Rabu, 10 Desember 2008

Semua Ada Alasannya

Bodoh.

Kadang kita sulit untuk menerima sesuatu. Kenyataan sering kali menjadi hal yang kita hindari dengan tameng imajinasi. Lucu. Dikarenakan imajinasi inilah diri ini menjadi tenggelam lebih dalam imajinasi yang tak pernah juga mendekati kenyataan.

Hal yang terjadi saat ini mungkin belum cukup menguatkan diri kita untuk menghadapi kenyataan. Sehingga, kita pun terus menerus membangun benteng pertahanan yang kian kokoh. Padahal, hanya satu yang dapat merobohkan itu, mata hati.

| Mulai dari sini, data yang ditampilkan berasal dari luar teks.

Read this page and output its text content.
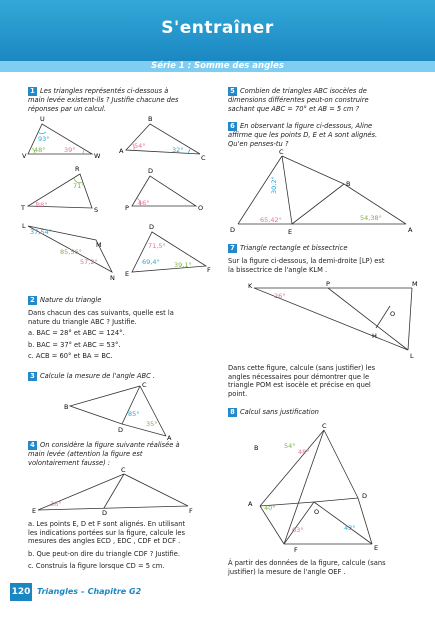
S'entraîner
Série 1 : Somme des angles
1 Les triangles représentés ci-dessous à
main levée existent-ils ? Justifie chacune des
réponses par un calcul.
U
V	W
93°
48°	39°
B
A
C
54°	32°
R
T	S
71°
38°
D
P	O
46°
L
M
N
37,54°
85,56°
57,2°
D
E	F
71,5°
69,4° 39,1°
2 Nature du triangle
Dans chacun des cas suivants, quelle est la
nature du triangle ABC ? Justifie.
a. BAC = 28° et ABC = 124°.
b. BAC = 37° et ABC = 53°.
c. ACB = 60° et BA = BC.
3 Calcule la mesure de l'angle ABC .
C
B
D
A
85°
35°
4 On considère la figure suivante réalisée à
main levée (attention la figure est
volontairement fausse) :
C
E	D	F
36°
a. Les points E, D et F sont alignés. En utilisant
les indications portées sur la figure, calcule les
mesures des angles ECD , EDC , CDF et DCF .
b. Que peut-on dire du triangle CDF ? Justifie.
c. Construis la figure lorsque CD = 5 cm.
5 Combien de triangles ABC isocèles de
dimensions différentes peut-on construire
sachant que ABC = 70° et AB = 5 cm ?
6 En observant la figure ci-dessous, Aline
affirme que les points D, E et A sont alignés.
Qu'en penses-tu ?
C
B
D	E	A
30,2°
65,42°	54,38°
7 Triangle rectangle et bissectrice
Sur la figure ci-dessous, la demi-droite [LP) est
la bissectrice de l'angle KLM .
K	P	M
O
H
L
26°
Dans cette figure, calcule (sans justifier) les
angles nécessaires pour démontrer que le
triangle POM est isocèle et précise en quel
point.
8 Calcul sans justification
C
B
A
D
O
F	E
54°
48°
40°
63°	43°
À partir des données de la figure, calcule (sans
justifier) la mesure de l'angle OEF .
120 Triangles – Chapitre G2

Ternyata, kita telah membutakan mata hati kita. Demi apa? Hanya untuk kepuasan imajinasi? Bodoh. Ini seperti ketika kita tidak ingin hati kita merasa disakiti. Layaknya ketika putus cinta. Terpintas bahwa yang (dulu) terkasih akan kembali dan memohon maaf atas segala kesalahan yang pernah diperbuat olehnya. Dengan besar hati, kita pun akan memaafkannya dan menerimanya dengan senyuman yang luar biasa.

Nyatanya, kita memutuskan untuk berpisah atas dasar pelanggaran kesepakatan prinsipil yang tidak tergugah. Lagi-lagi, bodoh. Ingin tertawa rasanya. Semua itu ada alasannya. Mengapa hal-hal tertentu terjadi pada diri kita. Mengapa diri ini sempat melirik atas keberadaan seseorang ketika dia tidak pernah melakukan apapun. Terbukalah mata hati ini. Adanya dalam kisah hidup ini adalah untuk menekankan dan mengingatkan pada diri bahwa aku harus selalu lebih baik.